Twitter does not have any competitors

posted 26 May 2008

I know it's kind of ridiculous to chime in on the ongoing bitchmeme about Twitter vs. Friendfeed vs. Google Reader(?) vs. Pownce but whatever, it's my blog and I'll whine if I want to.

Let me be clear: nothing is going to kill Twitter because no currently existing service competes with it. I don't mean "they're not as good", I mean nobody is doing what Twitter does, and the sooner people realise this and shut the fuck up the sooner I will stop screaming at my iPhone as I read Techmeme.

What does Twitter provide that nobody else does?

  1. SMS updates
  2. IM updates
  3. An XMPP (jabber) gateway

The first and last of these are not convenient extras, these are the absolute foundation and the bright future of Twitter and why it is so useful, so flexible and so popular.

SMS is the foundation of Twitter

The most important, far and away the most important feature of Twitter is its SMS aggregation feature. It drives me insane that people don't seem to get this. Twitter doesn't require mobile Internet access. It works on all mobile devices already. It gets better the better your phone, but this fact means that as a mobile communications platform its install base is 100% of mobile phone users, which is practically everybody, a market at least 5 times bigger than the market with even the most basic access to the mobile web, and more than a hundred times larger than the market of users of iPhone, currently the only device to provide a mobile web browsing experience that is anything but painful.

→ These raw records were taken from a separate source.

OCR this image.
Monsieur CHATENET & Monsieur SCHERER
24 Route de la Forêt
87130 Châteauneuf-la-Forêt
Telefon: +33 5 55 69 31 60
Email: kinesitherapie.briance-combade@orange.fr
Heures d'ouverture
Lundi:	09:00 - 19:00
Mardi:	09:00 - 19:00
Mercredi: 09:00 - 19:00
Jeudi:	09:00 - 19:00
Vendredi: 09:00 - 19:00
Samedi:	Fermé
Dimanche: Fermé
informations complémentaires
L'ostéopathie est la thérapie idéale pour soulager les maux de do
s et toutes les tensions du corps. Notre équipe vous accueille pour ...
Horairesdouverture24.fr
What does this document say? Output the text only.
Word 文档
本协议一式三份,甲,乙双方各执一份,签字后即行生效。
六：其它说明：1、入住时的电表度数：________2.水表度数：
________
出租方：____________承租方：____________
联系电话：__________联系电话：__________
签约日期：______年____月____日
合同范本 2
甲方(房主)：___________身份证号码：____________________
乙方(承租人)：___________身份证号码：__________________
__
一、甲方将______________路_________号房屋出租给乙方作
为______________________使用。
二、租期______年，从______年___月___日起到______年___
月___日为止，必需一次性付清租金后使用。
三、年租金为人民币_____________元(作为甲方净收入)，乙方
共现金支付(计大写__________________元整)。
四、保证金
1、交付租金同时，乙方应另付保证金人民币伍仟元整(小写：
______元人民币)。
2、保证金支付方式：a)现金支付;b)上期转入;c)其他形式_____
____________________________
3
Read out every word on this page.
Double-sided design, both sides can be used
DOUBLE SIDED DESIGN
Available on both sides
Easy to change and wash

Any communications platform is powered by the long tail. For every A-list blogger with 10,000 twitter followers there are 10,000 random users who use Twitter to communicate with three or four close friends, and they are doing it on their phones because if they wanted to do it on the web there are a hundred ways to do that already. Pownce is not filling any need whatsoever. Pownce is just a really short Tumblr, and Tumblr is just a really quick Blogger, and you don't need it to be any quicker unless you get some extra utility out of it, like Twitter provides.

But it's the sheer size of the market that makes Twitter, potentially at least, absolutely staggeringly powerful. Mobile phone penetration in the developed world is 100%. Not "100% of web users": 100% of people. And the developing world has phones too. More people can use Twitter than can use the web, and even though realistically very few of them will, it underlines the fact that you have to stop thinking about Twitter as some kind of web 2.0 service. Twitter is not the web; it's global mobile communication for ad-hoc groups, and that's a whole different beast. Friendfeed isn't any kind of competition for that; Friendfeed is not even part of the same ball game. Friendfeed is an aggregator of content, not any kind of communications platform.

XMPP is the future of Twitter

SMS-based consumption is the gigantic market of potential consumers of Twitter. Add to that XMPP, aka Jabber, which is a well-defined standard for instant message passing, and you have a mature and powerful, standards-based way of producing content as well. This is what truly makes Twitter a platform, not just a website. Companies or organizations or services that want to push content via SMS no longer have to go through the gigantic mess of contractual and technical issues involved in negotiating with carriers (or even SMS aggregators like mBlox), because they can just layer on top of Twitter, and users can "follow serviceNameHere" via SMS without ever needing to know what Twitter is or how it works.

Push content via SMS is enormously valuable. Real-time information is like that. And Twitter is a disruptively easy and cheap way of doing it, a classic case of a disruptive technology: so cheap and easy it doesn't matter that it basically sucks right now, it's just barely good enough, and it will get better over time and overtake all other solutions.

Caveats et al

But wait, some will immediately cry: SMS only accounts for 5% of Twitter posts! SMS is irrelevant! But this misses the point: content production is only a fraction of total activity. People will post from desktop clients because keyboards are often quicker and easier, but they are reading posts on their phone. And the vast majority of users of any social application are lurkers who post nothing but listen plenty. The posting statistics conceal the real pattern of Twitter usage.

Others will point out that Twitter is mainly Jabber, and "all" you have to do is layer Jabber on top of an SMS gateway. Firstly, I can say from hard experience working at Boltblue that even if you're using an SMS aggregator service, managing an SMS gateway is an extremely difficult job, and the fact that Twitter has only 16 staff but manages to do this plus anything else is a source of constant amazement to me.

Finally, it also sort of amazes me that the superhumans who are managing to juggle an XMPP and an SMS gateway with anything approaching reliability are apparently finding it so difficult to keep a mere website running. Twitter's reliability is terrible, and I make no excuses for it. But they are sitting on a gigantic goldmine, and they have been sitting on it for over a year now without anybody introducing anything that even attempts to compete with their two core features. I refuse to believe it's because nobody has thought it worth trying, so it must be that they've managed to do something really difficult, and astonishingly well.